Transfer phenomena between the video game and the analog world.
HIGHLIGHTS VIDEO WITH ENGLISH SUBTITLES
Author: Dr. Flavio Escribano
Spanish Version: Download here (bajar aquí)
On May 28 we had the pleasure of holding a webinar with Dra. Angélica Ortiz de Gortari, professor from the Faculty of Psychology at the University of Bergen. She told us about a curious phenomenon that is very common and that, surely, most of the players have experienced: Game Transfer Phenomena.
Perhaps we have noticed in ourselves that we inherit, both voluntarily and involuntarily, certain “tics” or audiovisual references from video games, repeating according to which phrases of a game or, analyzing our environment automatically and strategically as we would be involved, for example, in a virtual combat game. This phenomenon has been deeply studied by Dr. Ortiz’s research team from a psychological perspective or, should we say, cyberpsychology.
The definition of GTP (Games Transfer Phenomena) encompasses a wide variety of sensory-perceptual experiences, mental processes and automatic behaviors arising from our interaction with digital images and simulations in the virtual world of video games. These, in turn, are divided into two: voluntary and involuntary phenomena.
As its name indicates, involuntary phenomena are uncontrollable and make up the most fascinating part of the GTP since they happen spontaneously, triggering thoughts and actions in the player that can interfere with aspects of their life outside the game, which could also speak to us about unknown aspects of how we learn and transfer learning.
Some of the examples of GTP in gamers are when they realize that they unconsciously pose their characters or hum the songs of the game without realizing it. According to the research, this happens in all genres and types of video games alike, although with a greater incidence in strategy, simulation, sports and MMORPG, with a special trend in ages between 15-16 years.
The transfer of video game content to real life facilitates the processes of imagination, although these transfers are highly stereotyped and, therefore, references to video games are usually to elements that generate feedback within that game context: maps or energy bars, as well as game elements that help with it. Cases have been reported where players “viewed” option menus in the middle of a conversation, even with their eyes open or at the periphery of their vision.
Another of the most interesting cases reported is when a regular both World of Warcraft and also football player translated his interpretation of his team’s status into energy bars on top of each of his teammates and each of the members of the opposing team.
At other times, players have a tendency to think that they can record or save a real-life state to return to it as if time or action had not been consumed.
In other cases, when the video game we play trains us to carry out a task very quickly and repetitively (for example, checking a scenario in search of enemies), that “tic” is repeated automatically in the real world, also very repetitively. Cases have been reported in which, when this occurs, the player begins to feel fatigue or mental exhaustion. An example of this we see when Assassin’s Creed players constantly review the buildings around them to imagine how their character would scale them.

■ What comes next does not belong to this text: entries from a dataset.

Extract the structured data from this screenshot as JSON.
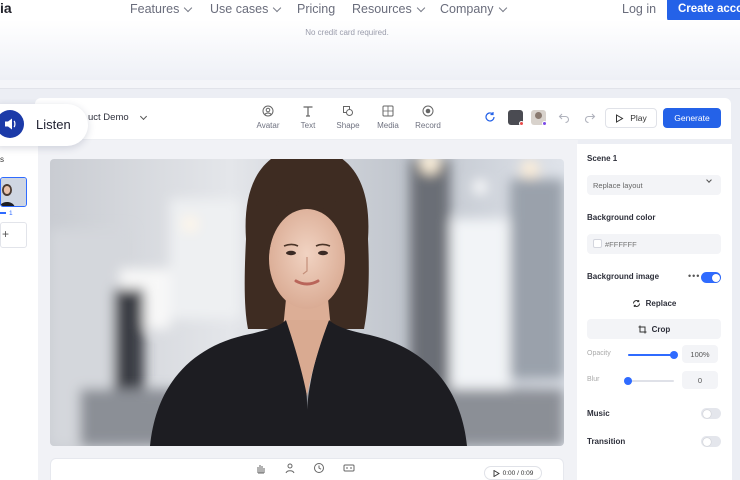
{
  "nav": {
    "logo": "ia",
    "items": [
      {
        "label": "Features",
        "dropdown": true
      },
      {
        "label": "Use cases",
        "dropdown": true
      },
      {
        "label": "Pricing",
        "dropdown": false
      },
      {
        "label": "Resources",
        "dropdown": true
      },
      {
        "label": "Company",
        "dropdown": true
      }
    ],
    "login": "Log in",
    "cta": "Create account"
  },
  "hero": {
    "no_card": "No credit card required."
  },
  "listen": {
    "label": "Listen"
  },
  "project": {
    "title": "uct Demo"
  },
  "tools": [
    {
      "label": "Avatar",
      "icon": "avatar-icon"
    },
    {
      "label": "Text",
      "icon": "text-icon"
    },
    {
      "label": "Shape",
      "icon": "shape-icon"
    },
    {
      "label": "Media",
      "icon": "media-icon"
    },
    {
      "label": "Record",
      "icon": "record-icon"
    }
  ],
  "toolbar": {
    "play": "Play",
    "generate": "Generate"
  },
  "scenes": {
    "label": "s",
    "thumb_number": "1",
    "add": "+"
  },
  "timeline": {
    "time": "0:00 / 0:09"
  },
  "panel": {
    "scene_title": "Scene 1",
    "layout": "Replace layout",
    "bg_color_label": "Background color",
    "bg_color_value": "#FFFFFF",
    "bg_image_label": "Background image",
    "bg_image_on": true,
    "replace": "Replace",
    "crop": "Crop",
    "opacity_label": "Opacity",
    "opacity_value": "100%",
    "opacity_level": 1.0,
    "blur_label": "Blur",
    "blur_value": "0",
    "blur_level": 0,
    "music_label": "Music",
    "music_on": false,
    "transition_label": "Transition",
    "transition_on": false
  },
  "colors": {
    "accent": "#2462e8",
    "listen": "#1b3aa8"
  }
}
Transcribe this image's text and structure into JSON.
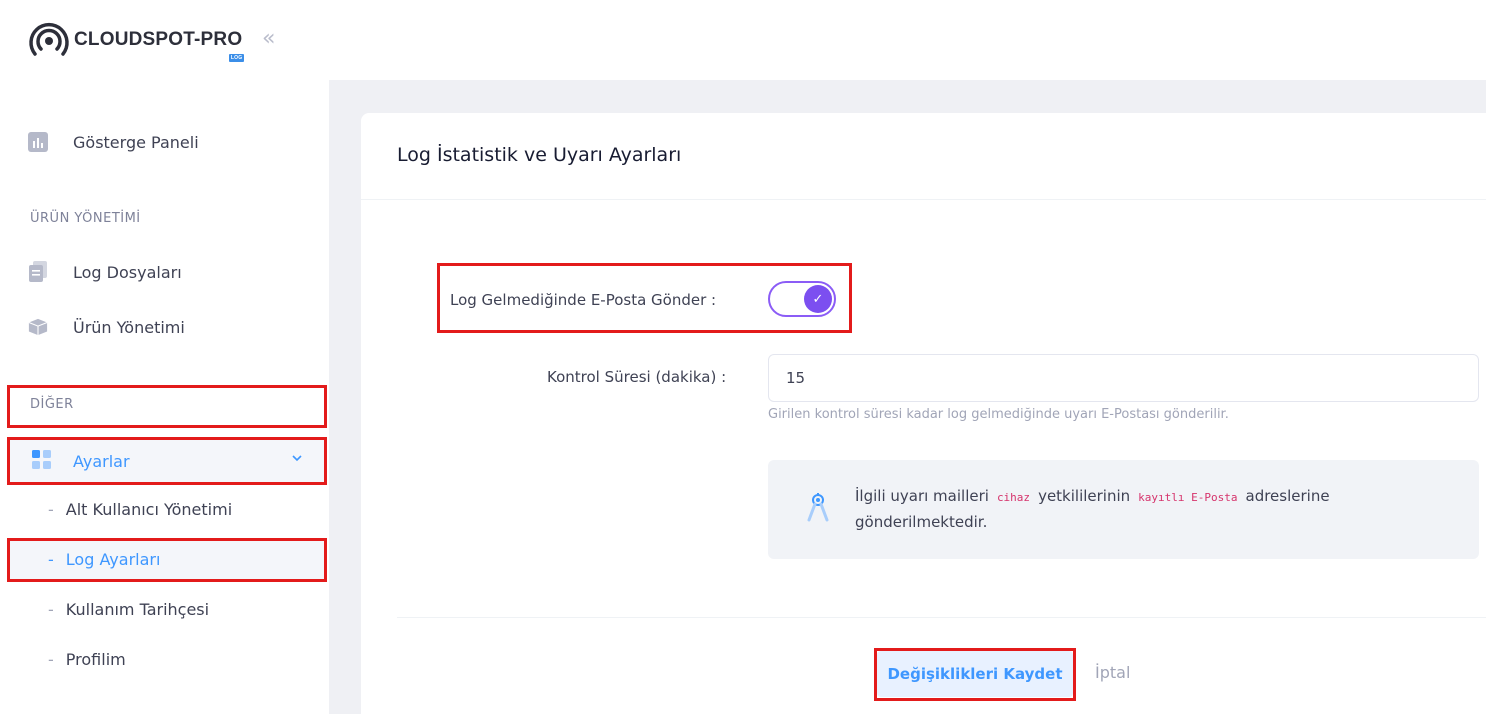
{
  "brand": {
    "name": "CLOUDSPOT-PRO",
    "badge": "LOG"
  },
  "sidebar": {
    "dashboard": "Gösterge Paneli",
    "section_product": "ÜRÜN YÖNETİMİ",
    "log_files": "Log Dosyaları",
    "product_mgmt": "Ürün Yönetimi",
    "section_other": "DİĞER",
    "settings": "Ayarlar",
    "sub_items": [
      "Alt Kullanıcı Yönetimi",
      "Log Ayarları",
      "Kullanım Tarihçesi",
      "Profilim"
    ],
    "dash": "-"
  },
  "card": {
    "title": "Log İstatistik ve Uyarı Ayarları",
    "email_toggle_label": "Log Gelmediğinde E-Posta Gönder :",
    "email_toggle_on": true,
    "interval_label": "Kontrol Süresi (dakika) :",
    "interval_value": "15",
    "interval_help": "Girilen kontrol süresi kadar log gelmediğinde uyarı E-Postası gönderilir.",
    "notice": {
      "part1": "İlgili uyarı mailleri",
      "code1": "cihaz",
      "part2": "yetkililerinin",
      "code2": "kayıtlı E-Posta",
      "part3": "adreslerine gönderilmektedir."
    },
    "save_label": "Değişiklikleri Kaydet",
    "cancel_label": "İptal"
  },
  "colors": {
    "accent": "#3e97ff",
    "toggle": "#7c4ff0",
    "highlight": "#e31b1b"
  }
}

The GTP initiative aims to define and classify all these manifestations as sensory-perceptual and behavioral influences caused by the use of the video game. How the video game can trigger processes, capacities such as procedural memory, motor skills and cognitive skills, and how, in turn, this allows us to interact with our environment in new ways. Of course there are levels of intensity and the average prevalence in the studies at this university is that approximately 75% of the investigated subjects experience some type of GTP.
The most interesting thing about Dr. Ortiz’s research is her concern to find out how to apply the GTP from the perspective of the practice of Psychology. GTP is not a pathological phenomenon itself, as it is a phenomenon derived from immersion in the game, an effect produced by the hyper-stimulation of the senses. However, the typology of its manifestation in certain individuals could help us to identify a future mental disorder, that is, the GTP could be used as an indicator, as a predictive tool for these cases.